Let us understand standard transformations we perform on top of data in collections.

  • Filtering

    • Get all the revenue generating orders considering only with order_status as COMPLETE or CLOSED.

    • Get all the sales details of all the dealers with in a state.

  • Row level transformations such as standardization, masking, cleansing etc.

    • Converting names to upper or lower cases.

    • Standardizing Phone numbers or Addresses.

    • Encrypting Phone Numbers or Social Security Numbers.

    • Masking Phone Numbers, Social Security Numbers or Date of Births and provide limited information such as last 4 digits of social security number.

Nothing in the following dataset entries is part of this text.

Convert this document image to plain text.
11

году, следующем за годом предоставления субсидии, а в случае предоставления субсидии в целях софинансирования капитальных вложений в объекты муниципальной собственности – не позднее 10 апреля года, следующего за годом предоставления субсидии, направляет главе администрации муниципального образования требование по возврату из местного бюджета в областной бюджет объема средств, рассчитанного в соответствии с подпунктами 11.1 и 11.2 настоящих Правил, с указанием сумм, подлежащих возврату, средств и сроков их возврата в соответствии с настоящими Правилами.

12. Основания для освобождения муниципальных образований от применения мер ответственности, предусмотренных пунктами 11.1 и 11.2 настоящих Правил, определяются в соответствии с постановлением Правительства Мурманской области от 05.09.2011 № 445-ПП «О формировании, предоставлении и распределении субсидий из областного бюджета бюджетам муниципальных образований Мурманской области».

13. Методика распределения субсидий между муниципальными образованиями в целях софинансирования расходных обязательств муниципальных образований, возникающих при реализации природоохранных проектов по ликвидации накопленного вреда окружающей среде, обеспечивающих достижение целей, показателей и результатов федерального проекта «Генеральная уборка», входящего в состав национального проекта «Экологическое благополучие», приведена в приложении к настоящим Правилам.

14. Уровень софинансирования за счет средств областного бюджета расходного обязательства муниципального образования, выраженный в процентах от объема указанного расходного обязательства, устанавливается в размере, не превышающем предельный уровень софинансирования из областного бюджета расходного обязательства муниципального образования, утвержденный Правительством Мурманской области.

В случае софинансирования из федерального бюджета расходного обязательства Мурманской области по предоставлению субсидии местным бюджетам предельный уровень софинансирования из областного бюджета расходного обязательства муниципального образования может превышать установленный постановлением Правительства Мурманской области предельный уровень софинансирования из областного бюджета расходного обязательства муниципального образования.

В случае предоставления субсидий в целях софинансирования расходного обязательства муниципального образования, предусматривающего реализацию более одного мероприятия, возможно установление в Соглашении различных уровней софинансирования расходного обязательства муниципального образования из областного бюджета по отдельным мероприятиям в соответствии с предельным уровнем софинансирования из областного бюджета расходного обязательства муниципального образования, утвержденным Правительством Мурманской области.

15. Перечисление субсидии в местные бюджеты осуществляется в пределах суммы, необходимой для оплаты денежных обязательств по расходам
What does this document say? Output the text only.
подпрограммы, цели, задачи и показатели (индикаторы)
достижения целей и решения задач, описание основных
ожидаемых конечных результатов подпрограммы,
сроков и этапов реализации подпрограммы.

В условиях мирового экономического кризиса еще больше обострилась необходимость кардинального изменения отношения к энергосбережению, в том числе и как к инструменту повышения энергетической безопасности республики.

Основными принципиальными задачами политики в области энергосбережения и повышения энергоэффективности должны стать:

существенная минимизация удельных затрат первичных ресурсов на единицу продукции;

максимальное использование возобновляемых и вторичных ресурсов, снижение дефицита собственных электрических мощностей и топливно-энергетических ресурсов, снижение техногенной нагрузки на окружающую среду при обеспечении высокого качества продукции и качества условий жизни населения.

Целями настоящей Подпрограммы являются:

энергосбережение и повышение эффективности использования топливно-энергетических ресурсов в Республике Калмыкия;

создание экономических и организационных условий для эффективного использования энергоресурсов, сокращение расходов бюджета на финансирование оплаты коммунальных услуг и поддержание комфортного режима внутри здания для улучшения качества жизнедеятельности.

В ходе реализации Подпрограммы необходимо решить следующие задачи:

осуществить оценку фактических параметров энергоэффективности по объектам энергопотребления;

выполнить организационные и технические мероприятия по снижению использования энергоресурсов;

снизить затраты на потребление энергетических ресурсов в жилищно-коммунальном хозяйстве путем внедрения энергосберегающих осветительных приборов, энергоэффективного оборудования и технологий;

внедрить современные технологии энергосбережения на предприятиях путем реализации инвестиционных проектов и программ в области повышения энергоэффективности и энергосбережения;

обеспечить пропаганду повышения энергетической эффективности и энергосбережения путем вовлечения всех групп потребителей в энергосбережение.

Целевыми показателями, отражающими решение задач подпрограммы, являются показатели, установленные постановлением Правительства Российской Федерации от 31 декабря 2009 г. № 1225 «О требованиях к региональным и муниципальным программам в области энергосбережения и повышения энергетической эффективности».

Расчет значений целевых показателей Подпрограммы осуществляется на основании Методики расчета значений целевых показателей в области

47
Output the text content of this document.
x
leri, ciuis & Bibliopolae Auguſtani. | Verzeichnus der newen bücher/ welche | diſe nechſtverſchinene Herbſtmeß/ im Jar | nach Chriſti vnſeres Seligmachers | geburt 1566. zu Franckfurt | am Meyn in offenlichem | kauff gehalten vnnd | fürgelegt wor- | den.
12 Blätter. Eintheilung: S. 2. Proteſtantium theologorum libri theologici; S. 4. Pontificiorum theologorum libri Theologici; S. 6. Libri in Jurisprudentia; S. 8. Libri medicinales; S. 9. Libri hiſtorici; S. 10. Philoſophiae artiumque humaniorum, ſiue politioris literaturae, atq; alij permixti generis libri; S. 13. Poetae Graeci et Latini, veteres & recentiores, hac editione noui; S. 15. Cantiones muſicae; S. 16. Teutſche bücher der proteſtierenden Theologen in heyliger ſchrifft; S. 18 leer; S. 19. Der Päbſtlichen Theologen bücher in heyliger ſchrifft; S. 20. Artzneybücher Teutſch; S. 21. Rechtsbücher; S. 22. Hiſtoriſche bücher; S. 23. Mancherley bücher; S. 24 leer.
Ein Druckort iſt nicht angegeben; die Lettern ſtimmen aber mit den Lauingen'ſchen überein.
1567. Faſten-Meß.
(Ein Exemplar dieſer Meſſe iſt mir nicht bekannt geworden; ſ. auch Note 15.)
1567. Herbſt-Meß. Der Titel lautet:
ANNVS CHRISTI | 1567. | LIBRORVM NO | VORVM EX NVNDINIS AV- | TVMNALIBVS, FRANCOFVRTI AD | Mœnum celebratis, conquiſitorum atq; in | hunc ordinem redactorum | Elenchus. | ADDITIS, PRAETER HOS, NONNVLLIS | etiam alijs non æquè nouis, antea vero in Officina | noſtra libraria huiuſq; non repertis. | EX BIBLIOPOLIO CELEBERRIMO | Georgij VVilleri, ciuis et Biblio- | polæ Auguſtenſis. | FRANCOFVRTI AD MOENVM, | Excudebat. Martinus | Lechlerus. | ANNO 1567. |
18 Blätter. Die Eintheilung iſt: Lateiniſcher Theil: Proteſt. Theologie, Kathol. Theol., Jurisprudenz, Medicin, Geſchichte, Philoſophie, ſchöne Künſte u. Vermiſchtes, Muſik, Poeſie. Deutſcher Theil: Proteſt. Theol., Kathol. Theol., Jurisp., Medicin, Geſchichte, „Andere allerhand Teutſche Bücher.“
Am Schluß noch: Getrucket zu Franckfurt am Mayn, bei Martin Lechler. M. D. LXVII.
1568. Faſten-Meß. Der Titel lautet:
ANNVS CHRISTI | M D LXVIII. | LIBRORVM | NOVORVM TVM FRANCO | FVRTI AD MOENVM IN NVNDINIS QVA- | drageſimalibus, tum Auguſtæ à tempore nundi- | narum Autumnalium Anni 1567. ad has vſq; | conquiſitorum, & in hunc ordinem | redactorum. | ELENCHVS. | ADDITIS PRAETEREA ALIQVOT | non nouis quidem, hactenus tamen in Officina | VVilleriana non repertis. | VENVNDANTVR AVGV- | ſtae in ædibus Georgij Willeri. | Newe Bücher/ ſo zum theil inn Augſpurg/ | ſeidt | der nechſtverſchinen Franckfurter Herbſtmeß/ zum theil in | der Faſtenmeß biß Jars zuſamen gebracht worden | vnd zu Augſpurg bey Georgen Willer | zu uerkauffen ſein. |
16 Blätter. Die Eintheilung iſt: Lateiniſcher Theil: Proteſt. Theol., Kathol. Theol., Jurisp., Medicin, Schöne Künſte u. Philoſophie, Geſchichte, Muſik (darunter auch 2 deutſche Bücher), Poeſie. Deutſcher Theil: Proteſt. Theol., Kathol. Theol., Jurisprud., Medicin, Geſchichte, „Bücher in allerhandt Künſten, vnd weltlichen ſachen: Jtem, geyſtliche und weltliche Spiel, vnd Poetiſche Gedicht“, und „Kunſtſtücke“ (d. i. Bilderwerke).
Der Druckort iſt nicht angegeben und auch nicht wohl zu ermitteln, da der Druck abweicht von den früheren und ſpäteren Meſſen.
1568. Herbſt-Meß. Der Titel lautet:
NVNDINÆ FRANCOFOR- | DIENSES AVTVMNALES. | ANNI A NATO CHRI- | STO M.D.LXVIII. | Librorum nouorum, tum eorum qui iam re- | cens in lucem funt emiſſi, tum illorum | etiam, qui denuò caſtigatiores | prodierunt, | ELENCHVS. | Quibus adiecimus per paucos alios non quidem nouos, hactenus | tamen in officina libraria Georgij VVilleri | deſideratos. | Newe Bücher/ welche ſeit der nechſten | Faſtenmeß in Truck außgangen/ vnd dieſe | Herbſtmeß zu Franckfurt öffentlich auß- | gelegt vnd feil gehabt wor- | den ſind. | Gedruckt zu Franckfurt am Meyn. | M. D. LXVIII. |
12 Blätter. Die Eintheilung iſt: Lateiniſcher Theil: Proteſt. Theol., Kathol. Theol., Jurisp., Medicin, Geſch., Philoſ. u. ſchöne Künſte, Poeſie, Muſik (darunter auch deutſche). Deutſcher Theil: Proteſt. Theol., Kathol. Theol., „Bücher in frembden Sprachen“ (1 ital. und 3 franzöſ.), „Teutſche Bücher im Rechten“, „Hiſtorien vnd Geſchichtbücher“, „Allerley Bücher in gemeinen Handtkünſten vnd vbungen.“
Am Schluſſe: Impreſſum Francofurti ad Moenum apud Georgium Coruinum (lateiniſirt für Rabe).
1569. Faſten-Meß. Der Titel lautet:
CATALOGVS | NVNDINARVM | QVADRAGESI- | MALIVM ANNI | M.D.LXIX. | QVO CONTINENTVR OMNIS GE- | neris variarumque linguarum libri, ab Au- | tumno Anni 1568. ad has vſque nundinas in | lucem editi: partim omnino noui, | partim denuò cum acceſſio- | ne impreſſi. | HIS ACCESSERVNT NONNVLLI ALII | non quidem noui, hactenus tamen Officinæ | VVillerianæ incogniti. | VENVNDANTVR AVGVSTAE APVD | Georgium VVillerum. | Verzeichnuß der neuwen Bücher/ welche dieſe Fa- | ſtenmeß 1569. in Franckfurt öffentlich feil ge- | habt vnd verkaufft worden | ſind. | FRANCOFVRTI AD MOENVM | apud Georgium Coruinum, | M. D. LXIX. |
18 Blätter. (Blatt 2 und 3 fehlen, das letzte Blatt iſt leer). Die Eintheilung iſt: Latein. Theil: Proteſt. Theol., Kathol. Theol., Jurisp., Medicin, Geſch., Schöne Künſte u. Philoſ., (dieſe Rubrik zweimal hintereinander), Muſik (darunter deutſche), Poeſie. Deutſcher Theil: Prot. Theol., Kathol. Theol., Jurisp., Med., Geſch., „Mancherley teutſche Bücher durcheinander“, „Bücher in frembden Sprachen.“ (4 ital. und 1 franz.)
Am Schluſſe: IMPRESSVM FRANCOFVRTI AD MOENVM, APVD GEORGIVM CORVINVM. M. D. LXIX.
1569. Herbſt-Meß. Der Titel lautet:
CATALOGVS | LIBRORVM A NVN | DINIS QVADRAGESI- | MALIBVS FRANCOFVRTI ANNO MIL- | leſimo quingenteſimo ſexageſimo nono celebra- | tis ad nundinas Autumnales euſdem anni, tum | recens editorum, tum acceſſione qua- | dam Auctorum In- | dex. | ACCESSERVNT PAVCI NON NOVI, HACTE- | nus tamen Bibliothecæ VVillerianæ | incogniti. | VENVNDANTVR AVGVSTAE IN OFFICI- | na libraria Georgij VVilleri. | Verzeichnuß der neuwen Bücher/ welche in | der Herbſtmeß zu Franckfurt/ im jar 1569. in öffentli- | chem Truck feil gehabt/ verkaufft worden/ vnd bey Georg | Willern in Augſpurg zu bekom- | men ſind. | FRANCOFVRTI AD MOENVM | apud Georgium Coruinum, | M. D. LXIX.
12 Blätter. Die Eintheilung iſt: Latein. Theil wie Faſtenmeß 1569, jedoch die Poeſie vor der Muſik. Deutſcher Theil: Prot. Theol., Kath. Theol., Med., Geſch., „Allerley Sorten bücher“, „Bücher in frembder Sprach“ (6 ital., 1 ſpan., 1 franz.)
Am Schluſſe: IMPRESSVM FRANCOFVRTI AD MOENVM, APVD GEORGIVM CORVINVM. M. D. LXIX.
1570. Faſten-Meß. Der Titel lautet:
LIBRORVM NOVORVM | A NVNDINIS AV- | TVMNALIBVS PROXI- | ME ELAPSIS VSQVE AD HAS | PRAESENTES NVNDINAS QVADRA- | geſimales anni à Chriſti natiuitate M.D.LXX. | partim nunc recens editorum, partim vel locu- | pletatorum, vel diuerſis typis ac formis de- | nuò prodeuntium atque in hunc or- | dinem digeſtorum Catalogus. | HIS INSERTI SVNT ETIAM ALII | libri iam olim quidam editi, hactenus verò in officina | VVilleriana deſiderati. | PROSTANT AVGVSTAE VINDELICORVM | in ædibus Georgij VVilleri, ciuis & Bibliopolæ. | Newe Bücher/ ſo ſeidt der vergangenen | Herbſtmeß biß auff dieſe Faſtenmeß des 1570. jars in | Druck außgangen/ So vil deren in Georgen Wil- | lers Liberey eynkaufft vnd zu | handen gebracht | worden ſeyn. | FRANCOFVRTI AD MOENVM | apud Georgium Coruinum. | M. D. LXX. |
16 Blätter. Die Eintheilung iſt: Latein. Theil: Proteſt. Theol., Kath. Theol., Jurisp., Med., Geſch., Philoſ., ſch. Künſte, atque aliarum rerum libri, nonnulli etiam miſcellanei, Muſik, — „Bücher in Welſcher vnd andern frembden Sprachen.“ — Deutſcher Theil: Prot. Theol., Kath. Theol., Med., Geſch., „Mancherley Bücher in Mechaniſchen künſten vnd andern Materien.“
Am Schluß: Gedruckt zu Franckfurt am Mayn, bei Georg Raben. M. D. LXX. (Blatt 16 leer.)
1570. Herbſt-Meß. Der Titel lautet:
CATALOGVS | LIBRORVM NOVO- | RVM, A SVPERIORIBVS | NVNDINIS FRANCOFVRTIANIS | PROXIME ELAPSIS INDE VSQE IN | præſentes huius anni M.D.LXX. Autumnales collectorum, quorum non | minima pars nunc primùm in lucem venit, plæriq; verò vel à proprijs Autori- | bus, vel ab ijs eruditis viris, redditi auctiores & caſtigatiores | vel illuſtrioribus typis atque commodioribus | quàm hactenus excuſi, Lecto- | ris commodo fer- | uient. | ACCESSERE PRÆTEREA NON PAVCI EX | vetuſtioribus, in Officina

    • Removing unwanted spaces and other special characters.

  • Total Aggregations

    • Revenue generated by a product

    • Revenue generated for a given day

  • Grouped Aggregations

    • Revenue generated by each product

    • Revenue generated on daily basis

    • Revenue generated by each car dealer

    • Revenue generated by each retail store

    • Sales Commission for each channel partner

  • Sorting and Ranking

    • Top 5 stores by revenue

    • Top 5 car dealers by sales

    • Top 10 sales agents by the commission

Typically we use external libraries such as Pandas, Pyspark etc to perform these standard transformations. However, we will try to develop using conventional loops to understand how they are implemented and also to get better with respect to programming.